キリストがサルに? スペインで自称画家が修復し注目
スペインの小さな教会のキリストを描いたフレスコ画が、世界の注目を浴びている。80代の自称プロ画家という女性が修復を手がけたところ、「毛むくじゃらのサル」(英BBC)に様変わり。悪評が広がる一方で、ネット上では「ゴヤやムンクに匹敵する」と持ち上げる声もある。
問題の絵画は、スペイン北東部のアラゴン州ボルハにあり、地元画家のエリアス・ガルシア・マルティネスが100年以上前に描いたとされる。画家の孫は地元メディアに「絵は完全に破壊された」と嘆いた。

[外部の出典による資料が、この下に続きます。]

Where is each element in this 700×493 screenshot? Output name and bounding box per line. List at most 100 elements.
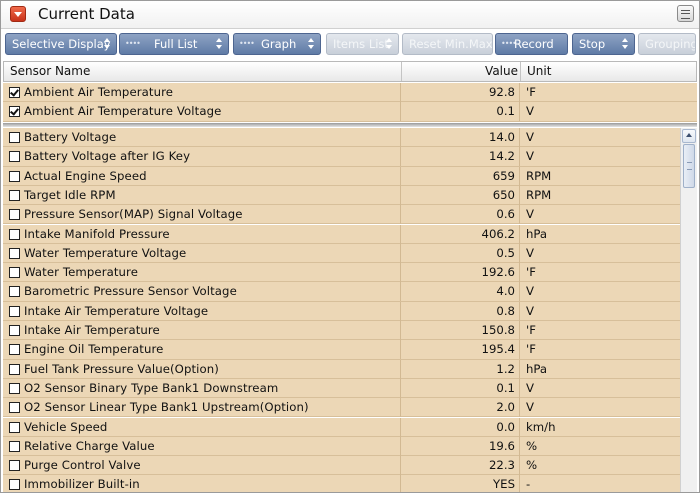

一方、教会から修復を依頼されたと主張するセシリア・ヒメネスさんは「善意でやったことで修復を後悔していない」と反論。ただ今回の騒ぎで寝込んでしまったという。
2012/8/25 【朝日新聞デジタル】
著作権騒動に発展
こんにちは。
iRify特許事務所・弁理士の河合光一です。
前回に続き、著作権に関する話題をお届けします。
この“修復”騒動、ちょっとした話題となったのでご存じの方も多いのでは。所長の加藤は大爆笑したそうです。
これだけであれば微笑ましい話として済んだかもしれませんが、著作権騒動に発展してしまいました。
良くも悪くも話題となったセシリアさんの修復画。一目見たいと人々が教会に殺到。教会は9月15日から入場料を取るようになり、数日間で数十万円を稼いだといいます。セシリアさんと家族はその収入から著作権料を受け取る権利があると主張し、弁護士を雇って訴訟の準備をしているようです。
修復された絵画は著作物になるか
日本で著作権が認められるには、その対象が「著作物」である必要があります。
「著作物」とは、思想又は感情を創作的に表現したものであって、文芸、学術又は音楽の範囲に属するものをいう、とされています(著作権法2条1項1号)。
絵画の修復で問題となるのは、「創作的に」という部分です。
他人の作品の「模倣品」(創作が加わっていないもの)は著作物となりません。
修復された絵画は、既存の著作物を利用して作出されたものですから、独自の創作活動の成果とはいえず、通常は著作物にはならないと考えられます。
セシリアさんに著作権は認められるか
今回の騒動はスペインで起こっており、日本とスペインとでは著作権に関する考え方が異なります。
日本の著作権法に当てはめた場合に、はたしてセシリアさんに著作権は認められるか、この判断は難しく、専門家の意見も分かれているようです。
ポイントは「修復」です。
セシリアさんの行為が「修復」にとどまると考えれば、修復画は著作物とならず、著作権は認められないことになるでしょう。
他人の作品の「模倣品」(創作が加わっていないもの)は著作物となりません。
一方、修復のレベルを超え、オリジナリティ溢れる絵であると評価すれば、著作権が認められる可能性がありそうです。
また、セシリアさんの修復画を「二次的著作物」(著作権法2条1項11号)の著作権があると考える専門家もいるようです。
「二次的著作物」とは、例えば外国の小説を日本語に「翻訳」した場合のように、
一つの著作物を「原作」として新たな創作性を加えて創られたものをいい、原作となった著作物とは別の著作物として保護されます。
もっとも、修復画が「二次的著作物」となるかは議論となるところでしょう。
元はキリストの絵ということもあり、大きな争いになる前に解決するとよいですね。